The impact isn’t just contained to the period of the blackout. Even if each subreddit comes back, Reddit is never going to be quite the same. It relies heavily on the unpaid labour of its volunteer moderators, many of whom in turn relied on the third party apps that used Reddit’s API to make it easier to identify inappropriate content. A large motivation for the blackout is that moderators need these apps and have committed to quitting the site for good if they can longer use them. If moderators go, users will go too – meaning a dramatic fall in new content being generated.
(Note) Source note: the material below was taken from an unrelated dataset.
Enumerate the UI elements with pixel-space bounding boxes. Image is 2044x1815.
This cycle would destroy Reddit, and damage the rest of the internet: moderators leave the platform, search engines no longer direct users to it, fewer apps access it, and more and more users leave. Reddit is primarily a home for unique, special-interest communities, the appeal of which diminishes when millions of people stop using it. Some experts have compared this controversy to what’s happening with Twitter: executives are taking a gamble on making sudden changes to the site in a bid to increase profitability, hoping the backlash from users won’t make these cost-cutting measures redundant. (Reddit has also just laid off five per cent of its staff and Huffman even praised Elon Musk’s management of Twitter in a recent TV interview.) It’s a risk, one that so far isn’t paying off for Twitter and seems even more unlikely to work with Reddit’s user base.
All the evidence suggests that users will not quietly accept these changes. Reddit has succeeded where other forums have failed. What makes it special is that it has never been like any other platform. This protest has gone on so long precisely because Reddit users are committed, no matter what. Whatever happens, this will not simply pass.